しかし起きる気配が無かったので、仕方無く背負って屋上に連れて行く山田だった。
「十勝さんいらっしゃいますっ!?」
がらり、開いた場所は宿直室。
二つ並べられた布団には、片方に及川一人。もう片方には賀田が眠っており、その賀田に絡みつくように寝相の悪い井筒がキスを迫っているところだった。
「十勝さんなら多分図書室よ」
「し、失礼しましたわっ」
女性同士のキス直前という状況を見て慌てた日上は慌てて去って行く。
声に起こされ、布団から這い出た及川は、眠たい眼を擦りながらドアを閉めに行く。
「それにしても、何で裸だったのかしら?」
その疑問に答えをくれる人物は、誰一人としていなかった。
「十勝さん!」
がらり、開こうとした図書室のドアは施錠されていた。
勢いよく開こうとしたため爪に痛みが走る。
付け爪がはがれたようだ。
「痛っ――――? え? 何で私、裸?」
そして自身の状況に気付く余裕が生まれる日上。
顔を真っ赤にした瞬間、異変を察した図書室内の人物が鍵を開けてドアをスライドする。
「あ、まっ」
「誰だよこんな時間に……って、え?」
出て来たのは唯一の男性。沢木修一だった。
沢木は一目見ると、即座に下へと視線を下げ、そして顔へと戻ってくる。
「なんで、全裸?」
「ぎるてぃ」
「は? ちょ、待って光葉、これは違……違うんだぁぁぁぁ」
忌引に引っ張られて奥に連れていかれる沢木に代わり、木場と十勝がやってくる。
「こんな夜更けに全裸訪問なんて、随分な痴女具合ね」
「ち、違、き、緊急事態で、服脱いでたの忘れてただけですわ。って、そ、そうです! 十勝さん、放送、放送をっ!」
「放送?」
はっと我に返った日上の言葉に、木場の目が細まる。
「第四の殺人。……で、いいのね」
「そ、その通りですわ!」
「場所は?」
詰め寄る木場に気押されながらも日上は答える。
「た、体育館倉庫……」
「体育館倉庫って、まさか、中田さんが!?」
「ち、違いますわ! 死人は三綴さんですわよ。

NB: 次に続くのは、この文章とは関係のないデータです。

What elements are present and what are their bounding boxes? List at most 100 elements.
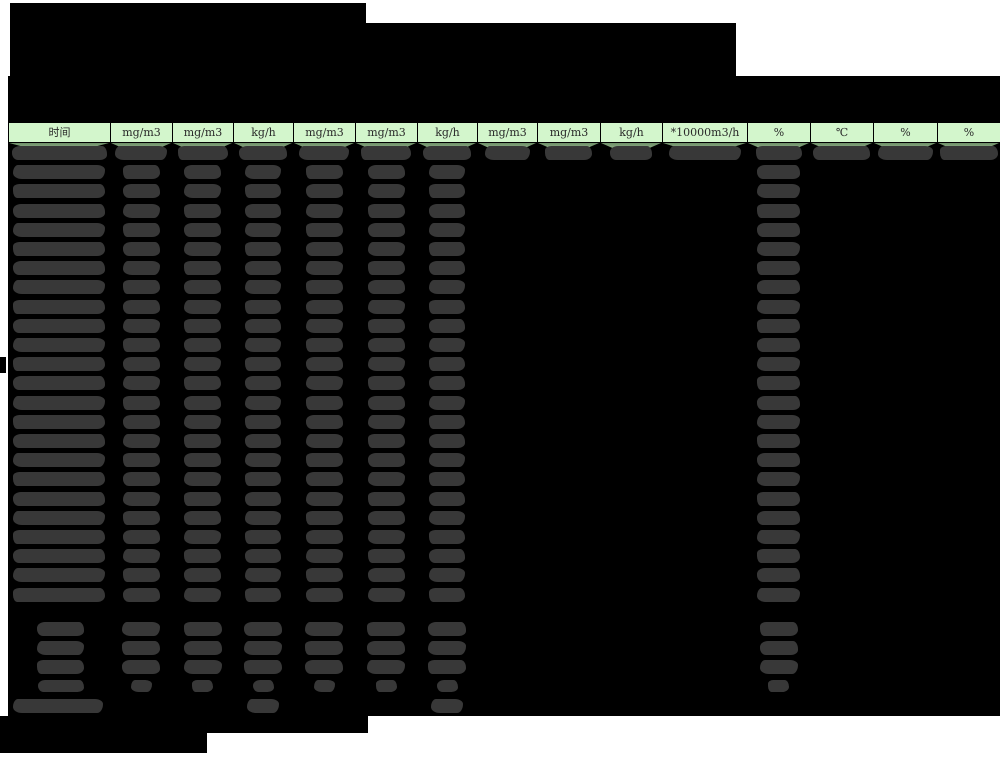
- redacted-cell-value: [367, 299, 405, 314]
- redacted-cell-value: [122, 434, 160, 448]
- redacted-summary-value: [759, 622, 798, 636]
- redacted-cell-value: [367, 530, 405, 544]
- redacted-cell-value: [305, 491, 343, 506]
- redacted-cell-value: [245, 203, 281, 218]
- redacted-cell-value: [484, 146, 530, 160]
- redacted-cell-value: [367, 165, 405, 180]
- redacted-cell-value: [245, 299, 281, 314]
- redacted-timestamp: [13, 491, 105, 506]
- redacted-summary-value: [305, 660, 343, 674]
- redacted-cell-value: [757, 434, 800, 448]
- redacted-cell-value: [305, 568, 343, 583]
- redacted-cell-value: [429, 338, 465, 352]
- redacted-cell-value: [429, 242, 465, 256]
- redacted-timestamp: [13, 510, 105, 525]
- header-cell-9: kg/h: [600, 122, 663, 143]
- redacted-cell-value: [184, 184, 221, 199]
- header-cell-7: mg/m3: [477, 122, 538, 143]
- redacted-timestamp: [13, 568, 105, 583]
- redacted-cell-value: [245, 165, 281, 180]
- redacted-row-label: [37, 622, 84, 636]
- redacted-cell-value: [122, 261, 160, 276]
- redacted-cell-value: [429, 203, 465, 218]
- redacted-cell-value: [757, 261, 800, 276]
- redacted-cell-value: [245, 530, 281, 544]
- redacted-cell-value: [245, 434, 281, 448]
- monitoring-table: 时间 mg/m3 mg/m3 kg/h mg/m3 mg/m3 kg/h mg/m3 mg/m3…: [8, 122, 1000, 716]
- redacted-timestamp: [13, 184, 105, 199]
- redacted-cell-value: [305, 203, 343, 218]
- redacted-timestamp: [13, 587, 105, 602]
- header-cell-8: mg/m3: [537, 122, 601, 143]
- redacted-cell-value: [877, 146, 933, 160]
- redacted-cell-value: [757, 338, 800, 352]
- redacted-cell-value: [184, 568, 221, 583]
- redacted-cell-value: [184, 414, 221, 429]
- redacted-summary-value: [375, 680, 397, 692]
- redacted-summary-value: [428, 660, 466, 674]
- header-cell-1: mg/m3: [110, 122, 173, 143]
- redacted-cell-value: [305, 165, 343, 180]
- redacted-cell-value: [184, 587, 221, 602]
- redacted-summary-value: [367, 622, 405, 636]
- redacted-cell-value: [245, 414, 281, 429]
- redacted-timestamp: [13, 395, 105, 410]
- redacted-timestamp: [13, 453, 105, 468]
- redacted-cell-value: [122, 587, 160, 602]
- redacted-cell-value: [367, 338, 405, 352]
- redacted-cell-value: [367, 242, 405, 256]
- redacted-summary-value: [759, 660, 798, 674]
- redacted-row-label: [37, 660, 84, 674]
- redacted-cell-value: [757, 530, 800, 544]
- redacted-cell-value: [757, 203, 800, 218]
- redacted-cell-value: [184, 453, 221, 468]
- redacted-cell-value: [115, 146, 167, 160]
- redacted-cell-value: [184, 165, 221, 180]
- header-cell-0: 时间: [8, 122, 111, 143]
- redacted-summary-value: [428, 622, 466, 636]
- redacted-cell-value: [122, 222, 160, 237]
- redacted-cell-value: [184, 357, 221, 372]
- redacted-cell-value: [245, 338, 281, 352]
- redacted-cell-value: [305, 530, 343, 544]
- redacted-cell-value: [245, 472, 281, 487]
- redacted-timestamp: [13, 242, 105, 256]
- header-unit-label: mg/m3: [305, 126, 344, 139]
- redacted-cell-value: [305, 318, 343, 333]
- redacted-cell-value: [122, 184, 160, 199]
- redacted-cell-value: [757, 491, 800, 506]
- redacted-cell-value: [755, 146, 802, 160]
- redacted-cell-value: [245, 376, 281, 391]
- redacted-cell-value: [122, 549, 160, 564]
- redacted-left-margin-mark: [0, 357, 6, 373]
- redacted-cell-value: [429, 357, 465, 372]
- redacted-timestamp: [13, 203, 105, 218]
- redacted-cell-value: [122, 530, 160, 544]
- header-cell-13: %: [873, 122, 938, 143]
- redacted-cell-value: [184, 338, 221, 352]
- redacted-cell-value: [429, 261, 465, 276]
- redacted-cell-value: [757, 242, 800, 256]
- redacted-cell-value: [305, 395, 343, 410]
- header-unit-label: mg/m3: [122, 126, 161, 139]
- redacted-summary-value: [431, 699, 463, 713]
- redacted-row-label: [38, 680, 84, 692]
- redacted-summary-value: [122, 622, 160, 636]
- redacted-summary-value: [183, 622, 222, 636]
- redacted-cell-value: [177, 146, 228, 160]
- redacted-summary-value: [759, 641, 798, 655]
- redacted-cell-value: [429, 549, 465, 564]
- redacted-cell-value: [429, 299, 465, 314]
- redacted-cell-value: [245, 549, 281, 564]
- redacted-cell-value: [367, 357, 405, 372]
- redacted-summary-value: [367, 660, 405, 674]
- redacted-cell-value: [429, 280, 465, 295]
- redacted-cell-value: [122, 165, 160, 180]
- redacted-summary-value: [122, 641, 160, 655]
- redacted-cell-value: [429, 395, 465, 410]
- redacted-cell-value: [122, 280, 160, 295]
- redacted-cell-value: [122, 376, 160, 391]
- redacted-cell-value: [184, 203, 221, 218]
- redacted-cell-value: [367, 414, 405, 429]
- redacted-cell-value: [184, 261, 221, 276]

なぜか室内で死んでいたのですわ!」
なぜってどういうことですか? 十勝がそんな疑問を言うより早く、木場が動き出す。
「沢木君、行くわよ!」
忌引により奥に引っ張り込まれていた沢木の元へ行くと、その腕を引っ掴んで走り出す木場。
忌引が慌ててソレを追って行く。
「と、とにかく私は放送しますので、日上さんは服着てください」
「体育館倉庫にあるのよ!」
「だったら戻ってくださいっ!」
日上の背中を押し出す十勝。
走って来たせいで荒い息の日上は、再び校内を全裸で走り、体育館倉庫へと向かうのだった。